The Trump administration announced earlier this month, and then paused, the imposition of generalized tariffs on dozens of countries, throwing the world economy into a state of uncertainty.

Sheets provides GDP growth in the second quarter, driven by consumers’ haste to make purchases before the entry into force of tariffs. The greatest impact on US growth is expected during the second half of the year, according to Sheets to its customers at a telephone conference. “Tariffs are a stagning shock for the US economy,” said Sheets.

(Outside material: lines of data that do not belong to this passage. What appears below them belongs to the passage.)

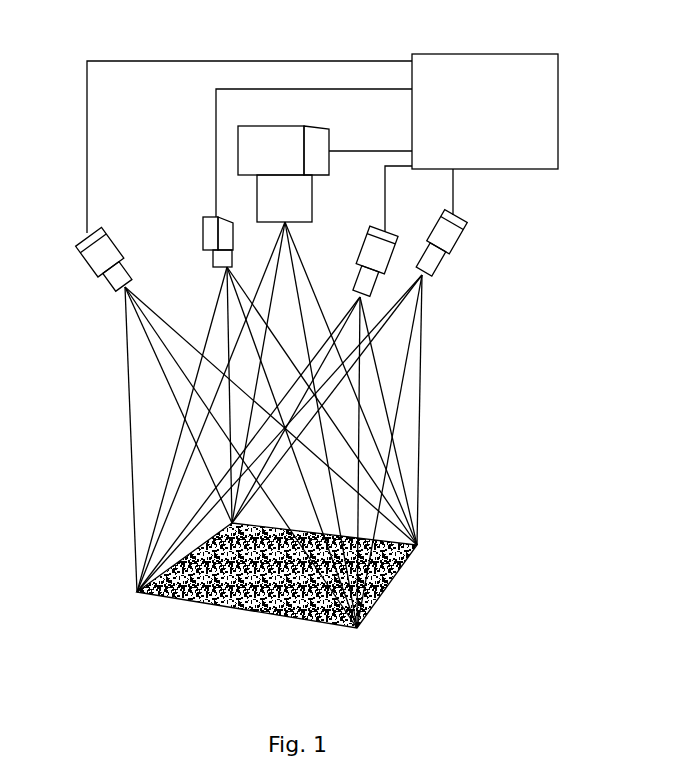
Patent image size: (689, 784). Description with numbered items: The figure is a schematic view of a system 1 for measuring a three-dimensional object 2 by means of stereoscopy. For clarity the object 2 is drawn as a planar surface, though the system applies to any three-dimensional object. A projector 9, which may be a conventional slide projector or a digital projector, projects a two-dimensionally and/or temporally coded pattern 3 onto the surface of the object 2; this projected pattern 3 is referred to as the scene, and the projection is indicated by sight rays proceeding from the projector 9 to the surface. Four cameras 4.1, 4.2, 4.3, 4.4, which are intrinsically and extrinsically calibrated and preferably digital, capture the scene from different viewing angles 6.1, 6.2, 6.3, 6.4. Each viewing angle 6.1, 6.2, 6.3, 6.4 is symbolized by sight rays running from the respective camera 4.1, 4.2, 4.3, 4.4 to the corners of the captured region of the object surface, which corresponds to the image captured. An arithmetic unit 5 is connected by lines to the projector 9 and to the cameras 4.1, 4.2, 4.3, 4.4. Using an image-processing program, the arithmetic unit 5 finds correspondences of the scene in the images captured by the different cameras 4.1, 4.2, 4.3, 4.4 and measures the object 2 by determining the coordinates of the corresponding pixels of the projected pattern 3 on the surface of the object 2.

The system 1 is at (141, 33).
The three-dimensional object 2 is at (268, 632).
The coded pattern 3 is at (202, 597).
The camera 4.1 is at (88, 250).
The camera 4.2 is at (212, 232).
The camera 4.3 is at (365, 257).
The camera 4.4 is at (447, 236).
The arithmetic unit 5 is at (472, 79).
The viewing angle 6.1 is at (133, 325).
The viewing angle 6.2 is at (234, 297).
The viewing angle 6.3 is at (349, 327).
The viewing angle 6.4 is at (417, 305).
The projector 9 is at (247, 152).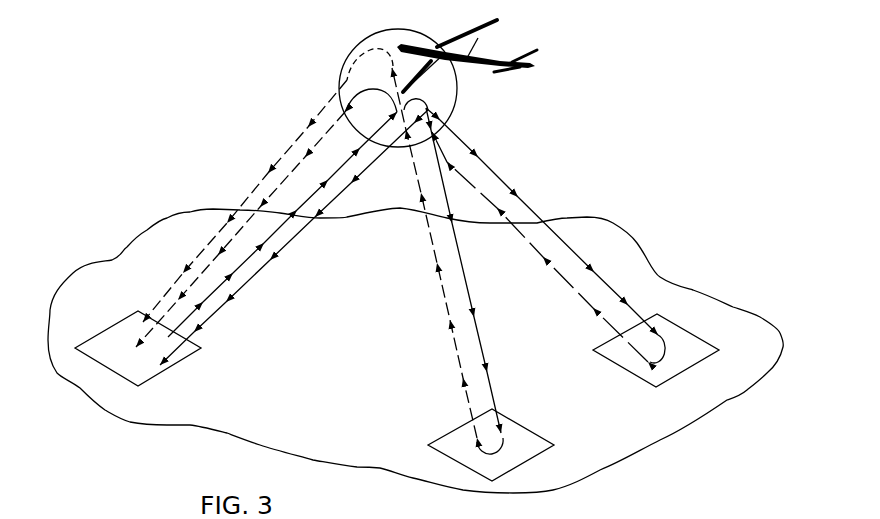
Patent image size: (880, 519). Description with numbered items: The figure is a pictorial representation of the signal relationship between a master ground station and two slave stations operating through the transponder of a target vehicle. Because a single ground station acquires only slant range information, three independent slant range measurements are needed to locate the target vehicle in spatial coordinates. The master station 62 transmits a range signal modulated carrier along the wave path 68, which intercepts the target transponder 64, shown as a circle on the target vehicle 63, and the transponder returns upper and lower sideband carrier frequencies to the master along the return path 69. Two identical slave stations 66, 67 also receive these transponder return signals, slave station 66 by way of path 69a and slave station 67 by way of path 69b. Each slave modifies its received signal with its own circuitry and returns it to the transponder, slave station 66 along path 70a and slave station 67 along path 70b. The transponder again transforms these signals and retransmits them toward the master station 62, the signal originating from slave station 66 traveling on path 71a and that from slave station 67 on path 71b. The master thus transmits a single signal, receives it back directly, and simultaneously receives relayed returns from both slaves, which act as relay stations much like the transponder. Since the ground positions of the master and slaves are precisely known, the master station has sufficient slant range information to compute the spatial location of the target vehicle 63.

The master station 62 is at (163, 372).
The target vehicle 63 is at (468, 58).
The target transponder 64 is at (375, 31).
The slave station 66 is at (458, 427).
The slave station 67 is at (610, 360).
The wave path 68 is at (243, 263).
The return path 69 is at (230, 299).
The path 69a is at (467, 285).
The path 69b is at (493, 172).
The return path 70a is at (442, 286).
The return path 70b is at (527, 241).
The retransmission path 71a is at (260, 186).
The retransmission path 71b is at (318, 143).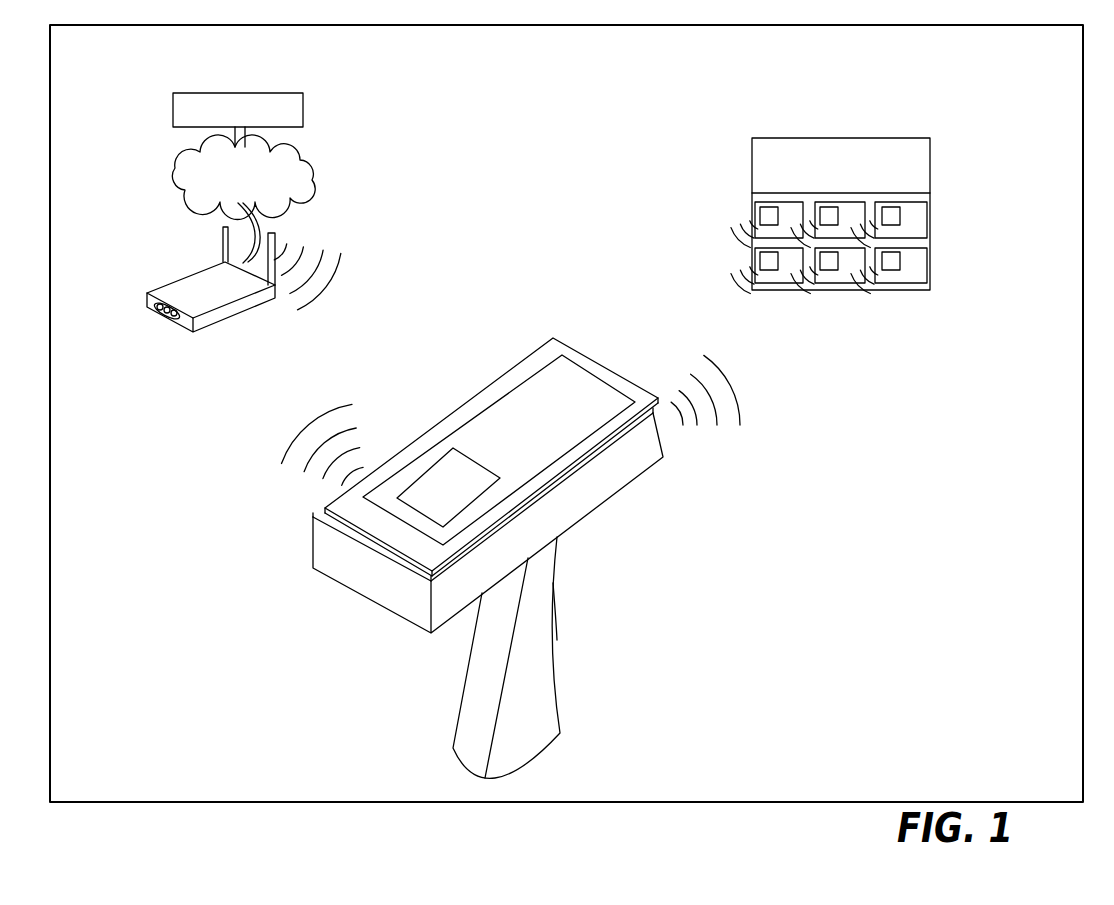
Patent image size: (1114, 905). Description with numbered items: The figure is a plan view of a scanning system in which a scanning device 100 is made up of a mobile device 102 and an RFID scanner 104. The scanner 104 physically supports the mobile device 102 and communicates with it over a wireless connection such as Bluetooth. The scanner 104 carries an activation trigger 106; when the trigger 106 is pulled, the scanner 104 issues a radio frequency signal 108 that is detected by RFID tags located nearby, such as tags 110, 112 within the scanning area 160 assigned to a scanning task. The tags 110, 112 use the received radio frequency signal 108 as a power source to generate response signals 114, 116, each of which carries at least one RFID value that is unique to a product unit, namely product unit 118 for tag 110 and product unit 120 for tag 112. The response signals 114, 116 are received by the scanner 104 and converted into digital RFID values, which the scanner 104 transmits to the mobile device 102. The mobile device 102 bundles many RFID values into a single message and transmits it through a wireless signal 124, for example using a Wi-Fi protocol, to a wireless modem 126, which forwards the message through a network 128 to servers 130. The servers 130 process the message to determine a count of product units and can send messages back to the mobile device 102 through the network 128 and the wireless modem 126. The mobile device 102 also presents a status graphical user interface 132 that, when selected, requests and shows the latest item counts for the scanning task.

The scanning device 100 is at (506, 524).
The mobile device 102 is at (607, 377).
The RFID scanner 104 is at (543, 695).
The activation trigger 106 is at (553, 583).
The radio frequency signal 108 is at (697, 425).
The RFID tag 110 is at (892, 212).
The RFID tag 112 is at (900, 260).
The response signal 114 is at (857, 243).
The response signal 116 is at (863, 290).
The product unit 118 is at (918, 228).
The product unit 120 is at (913, 277).
The wireless signal 124 is at (300, 466).
The wireless modem 126 is at (253, 307).
The network 128 is at (316, 170).
The servers 130 is at (303, 100).
The status graphical user interface 132 is at (420, 473).
The scanning area 160 is at (728, 123).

Lee: Investors fear Trump’s attacks to Powell aggravates his losses and increases inflation

The reaction of tariff markets and, more recently, to the president’s attacks on the president of the Federal Reserve, Jerome Powell, can have a lasting impact, Sheets and the senior economist of Citigroup, Robert Sockin, warned.

Sheets said that Trump’s recent attack on Powell for not reducing interest rates preventively shows an “implicit admission of these negative effects” associated with tariffs.

The reaction of markets from the announcement of tariffs shows a loss of confidence in US policies, he added, and could affect future potential growth. “Should we review the EU real GDP growth by the next three to five years? Perhaps, if we consider that there is lasting structural damage in the economy due to the deterioration of US institutions,” said Sheets, citing as an example the threats to the Federal Reserve.

According to the economist, the degree to which US policies change depending on administration in office can create long -term instability.

Lee: IMF estimates that the risks to the global economy almost doubled by tariffs

The chief economist of CITI considers that, so far, there is no viable alternative to the dollar as a world reserve currency. The risk of a reduction in foreign holdings of treasure bonds is real, but does not believe in a simultaneous mass sale, which would harm both foreign investors and the US government.